Hay casos, en la historia, en el arte, en la música donde encontramos en el cuerpo de un creador la metáfora perfecta de su obra sin tener que recurrir al puzzle artificial del estereotipo.
Es el caso de Fryderyk, Frédéric, Federico —como quieran— Chopin.
Si le miramos de frente en las fotografías descubrimos un gesto frágil, desconfiado, a veces adusto, casi siempre delicado. El pelo, moreno, no excesivamente largo, aunque abundante; palidez, ojeras con surco profundo, nariz prominente; intensidad, cierta rigidez que no debía venir de otra parte que del combate permanente contra su insatisfacción. Las manos, aristocráticas, de hueso marcado, con las curvas justas, necesarias para pulir las notas que creaba antes en su cabeza de genio extraño, solitario, y materializarlas sin llegar a idealizarlas en los mismos pianos que tocaban Liszt y él a cuatro manos en París.
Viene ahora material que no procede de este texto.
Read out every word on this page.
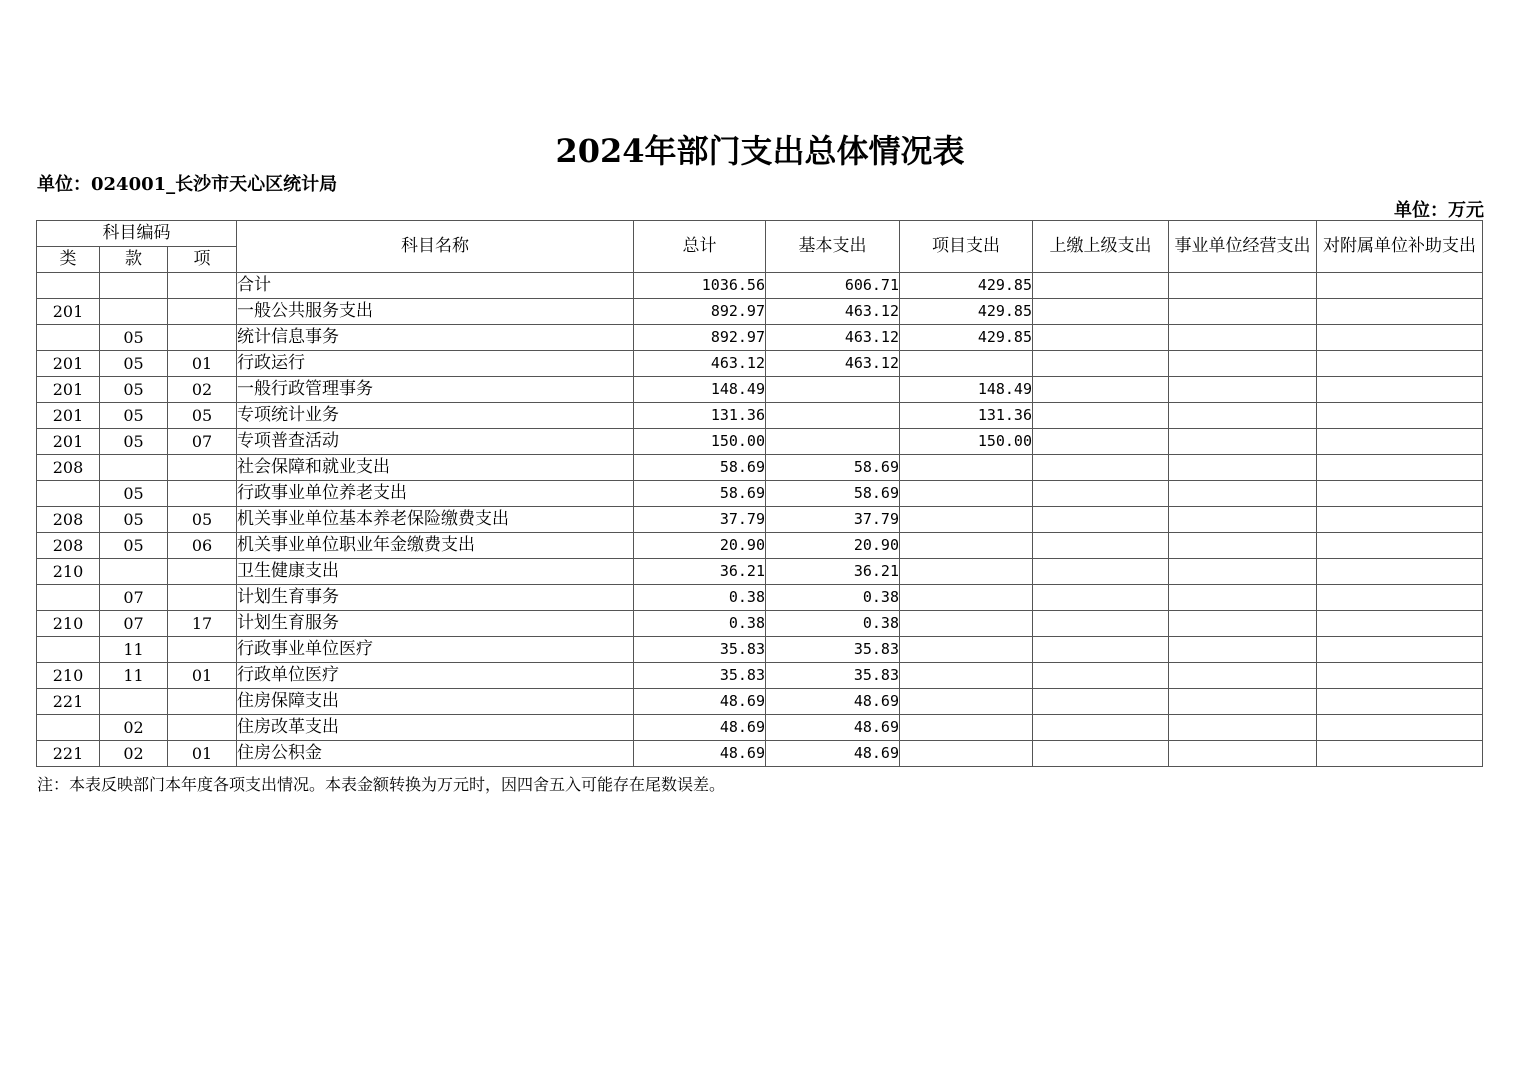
2024年部门支出总体情况表
单位：024001_长沙市天心区统计局
单位：万元
科目编码			科目名称	总计	基本支出	项目支出	上缴上级支出	事业单位经营支出	对附属单位补助支出
类	款	项							
			合计	1036.56	606.71	429.85			
201			一般公共服务支出	892.97	463.12	429.85			
	05		统计信息事务	892.97	463.12	429.85			
201	05	01	行政运行	463.12	463.12				
201	05	02	一般行政管理事务	148.49		148.49			
201	05	05	专项统计业务	131.36		131.36			
201	05	07	专项普查活动	150.00		150.00			
208			社会保障和就业支出	58.69	58.69				
	05		行政事业单位养老支出	58.69	58.69				
208	05	05	机关事业单位基本养老保险缴费支出	37.79	37.79				
208	05	06	机关事业单位职业年金缴费支出	20.90	20.90				
210			卫生健康支出	36.21	36.21				
	07		计划生育事务	0.38	0.38				
210	07	17	计划生育服务	0.38	0.38				
	11		行政事业单位医疗	35.83	35.83				
210	11	01	行政单位医疗	35.83	35.83				
221			住房保障支出	48.69	48.69				
	02		住房改革支出	48.69	48.69				
221	02	01	住房公积金	48.69	48.69				
注：本表反映部门本年度各项支出情况。本表金额转换为万元时，因四舍五入可能存在尾数误差。
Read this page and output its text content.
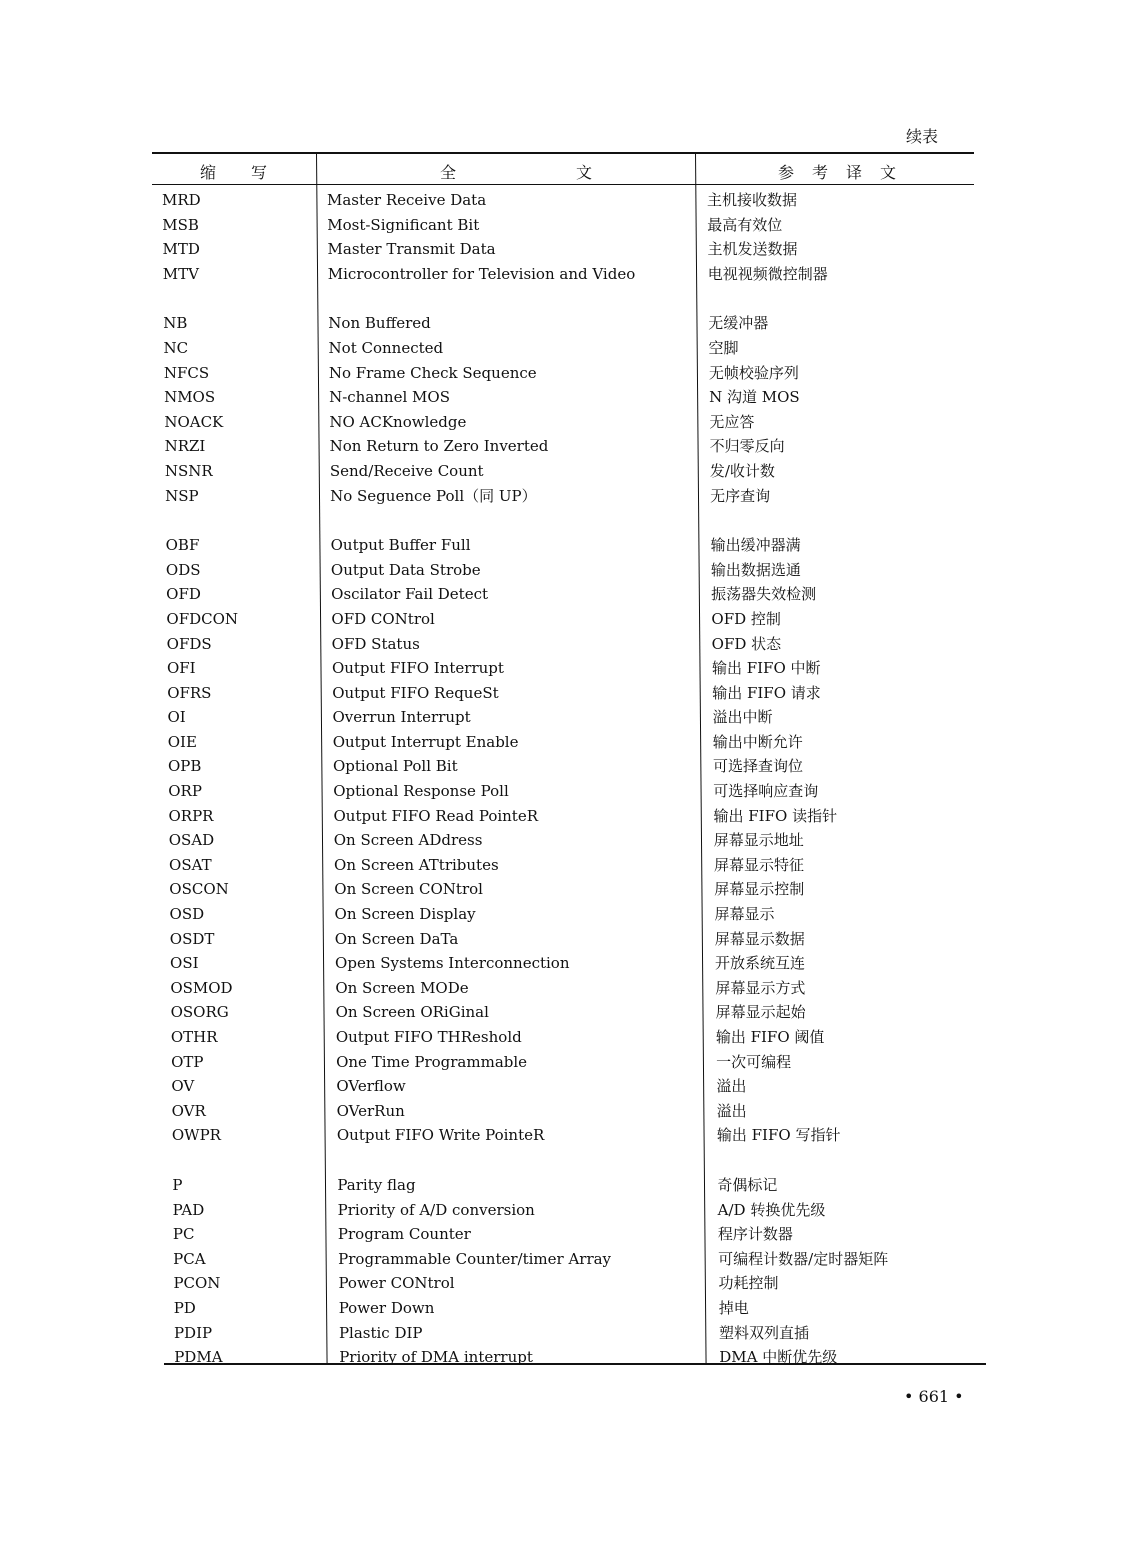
续表
缩　　写	全　　　　　　　文	参　考　译　文
MRD	Master Receive Data	主机接收数据
MSB	Most-Significant Bit	最高有效位
MTD	Master Transmit Data	主机发送数据
MTV	Microcontroller for Television and Video	电视视频微控制器
NB	Non Buffered	无缓冲器
NC	Not Connected	空脚
NFCS	No Frame Check Sequence	无帧校验序列
NMOS	N-channel MOS	N 沟道 MOS
NOACK	NO ACKnowledge	无应答
NRZI	Non Return to Zero Inverted	不归零反向
NSNR	Send/Receive Count	发/收计数
NSP	No Seguence Poll（同 UP）	无序查询
OBF	Output Buffer Full	输出缓冲器满
ODS	Output Data Strobe	输出数据选通
OFD	Oscilator Fail Detect	振荡器失效检测
OFDCON	OFD CONtrol	OFD 控制
OFDS	OFD Status	OFD 状态
OFI	Output FIFO Interrupt	输出 FIFO 中断
OFRS	Output FIFO RequeSt	输出 FIFO 请求
OI	Overrun Interrupt	溢出中断
OIE	Output Interrupt Enable	输出中断允许
OPB	Optional Poll Bit	可选择查询位
ORP	Optional Response Poll	可选择响应查询
ORPR	Output FIFO Read PointeR	输出 FIFO 读指针
OSAD	On Screen ADdress	屏幕显示地址
OSAT	On Screen ATtributes	屏幕显示特征
OSCON	On Screen CONtrol	屏幕显示控制
OSD	On Screen Display	屏幕显示
OSDT	On Screen DaTa	屏幕显示数据
OSI	Open Systems Interconnection	开放系统互连
OSMOD	On Screen MODe	屏幕显示方式
OSORG	On Screen ORiGinal	屏幕显示起始
OTHR	Output FIFO THReshold	输出 FIFO 阈值
OTP	One Time Programmable	一次可编程
OV	OVerflow	溢出
OVR	OVerRun	溢出
OWPR	Output FIFO Write PointeR	输出 FIFO 写指针
P	Parity flag	奇偶标记
PAD	Priority of A/D conversion	A/D 转换优先级
PC	Program Counter	程序计数器
PCA	Programmable Counter/timer Array	可编程计数器/定时器矩阵
PCON	Power CONtrol	功耗控制
PD	Power Down	掉电
PDIP	Plastic DIP	塑料双列直插
PDMA	Priority of DMA interrupt	DMA 中断优先级
• 661 •
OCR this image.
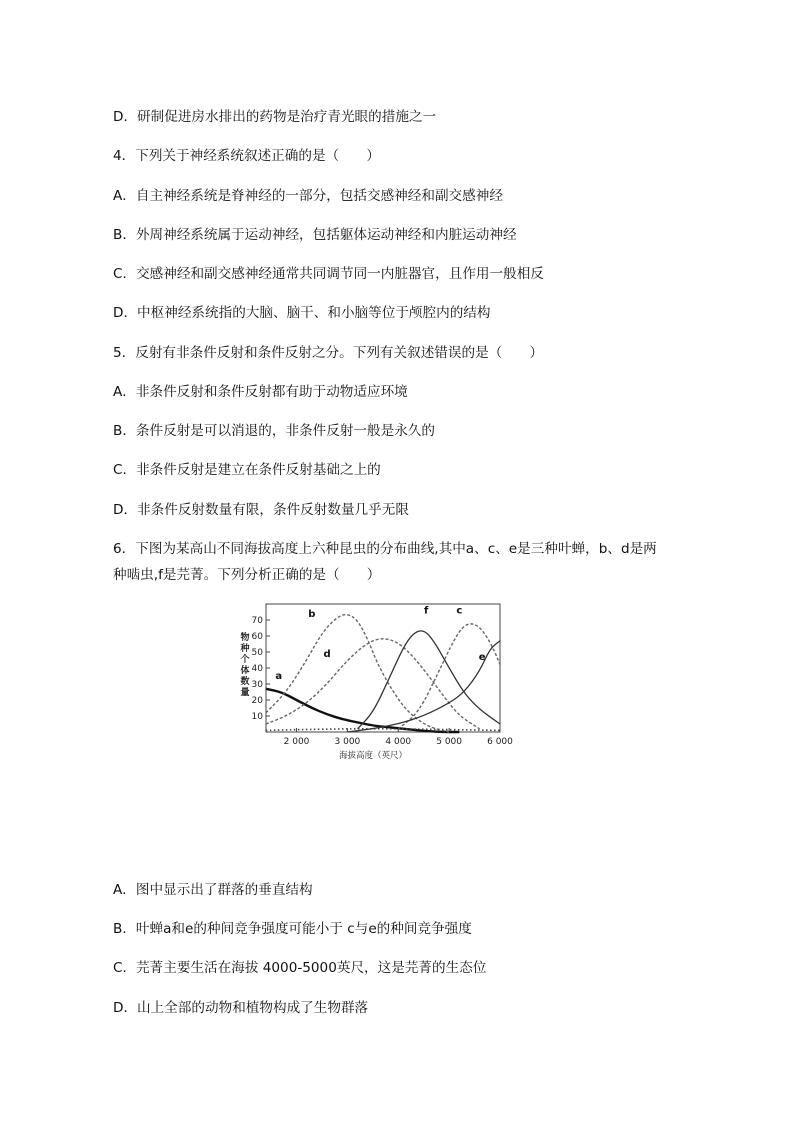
D．研制促进房水排出的药物是治疗青光眼的措施之一
4．下列关于神经系统叙述正确的是（　　）
A．自主神经系统是脊神经的一部分，包括交感神经和副交感神经
B．外周神经系统属于运动神经，包括躯体运动神经和内脏运动神经
C．交感神经和副交感神经通常共同调节同一内脏器官，且作用一般相反
D．中枢神经系统指的大脑、脑干、和小脑等位于颅腔内的结构
5．反射有非条件反射和条件反射之分。下列有关叙述错误的是（　　）
A．非条件反射和条件反射都有助于动物适应环境
B．条件反射是可以消退的，非条件反射一般是永久的
C．非条件反射是建立在条件反射基础之上的
D．非条件反射数量有限，条件反射数量几乎无限
6．下图为某高山不同海拔高度上六种昆虫的分布曲线,其中a、c、e是三种叶蝉，b、d是两
种啮虫,f是芫菁。下列分析正确的是（　　）
10
20
30
40
50
60
70
2 000	3 000	4 000	5 000	6 000
海拔高度（英尺）
物
种
个
体
数
量
a
b
d
f	c
e
A．图中显示出了群落的垂直结构
B．叶蝉a和e的种间竞争强度可能小于 c与e的种间竞争强度
C．芫菁主要生活在海拔 4000-5000英尺，这是芫菁的生态位
D．山上全部的动物和植物构成了生物群落
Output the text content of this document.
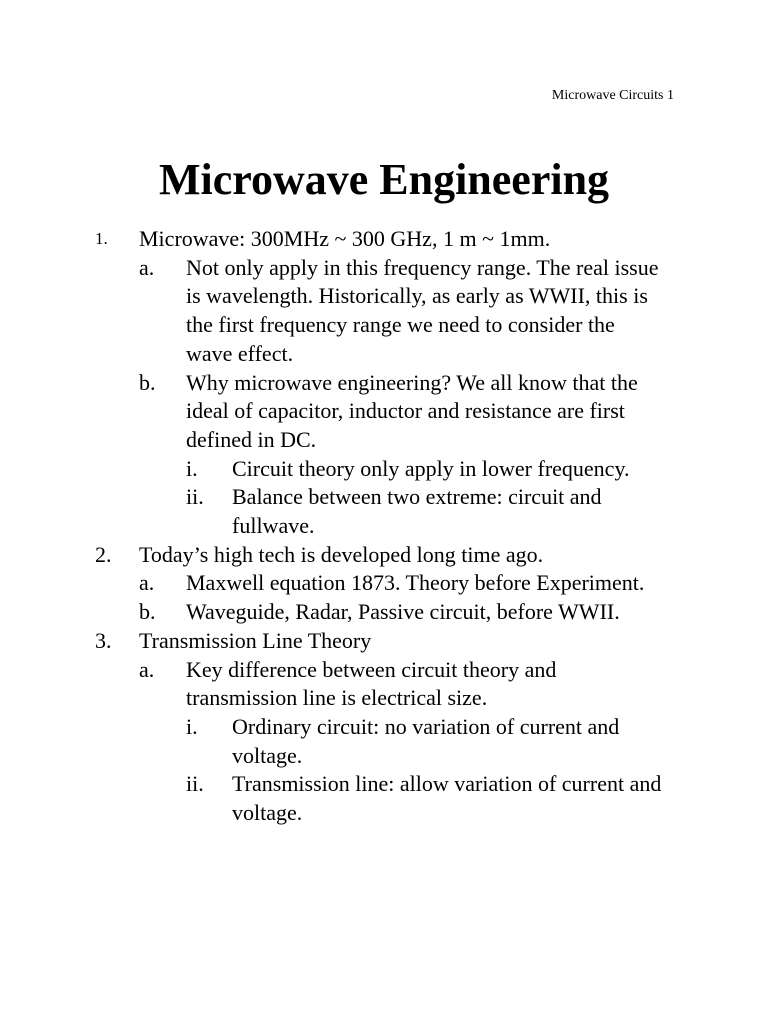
Microwave Circuits 1
Microwave Engineering
1. Microwave: 300MHz ~ 300 GHz, 1 m ~ 1mm.
a. Not only apply in this frequency range. The real issue is wavelength. Historically, as early as WWII, this is the first frequency range we need to consider the wave effect.
b. Why microwave engineering? We all know that the ideal of capacitor, inductor and resistance are first defined in DC.
i. Circuit theory only apply in lower frequency.
ii. Balance between two extreme: circuit and fullwave.
2. Today’s high tech is developed long time ago.
a. Maxwell equation 1873. Theory before Experiment.
b. Waveguide, Radar, Passive circuit, before WWII.
3. Transmission Line Theory
a. Key difference between circuit theory and transmission line is electrical size.
i. Ordinary circuit: no variation of current and voltage.
ii. Transmission line: allow variation of current and voltage.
Durante sus cortos años de vida, solo 39, consiguió el retrato o el perfecto autorretrato de un romántico, aunque su huella, su legado, su invención genial para el piano, trascendiera después más allá del romanticismo hacia el modernismo, al impresionismo y luego al presente de forma tan intensa que hoy es el día en que conviven tres generaciones de pianistas —unos magistrales, otros en plenitud de facultades y talento y muchos jóvenes con pasaporte a la gloria— que interpretan una y otra vez su obra con una variedad de visiones y propuestas que no dejan de asombrar por su riqueza.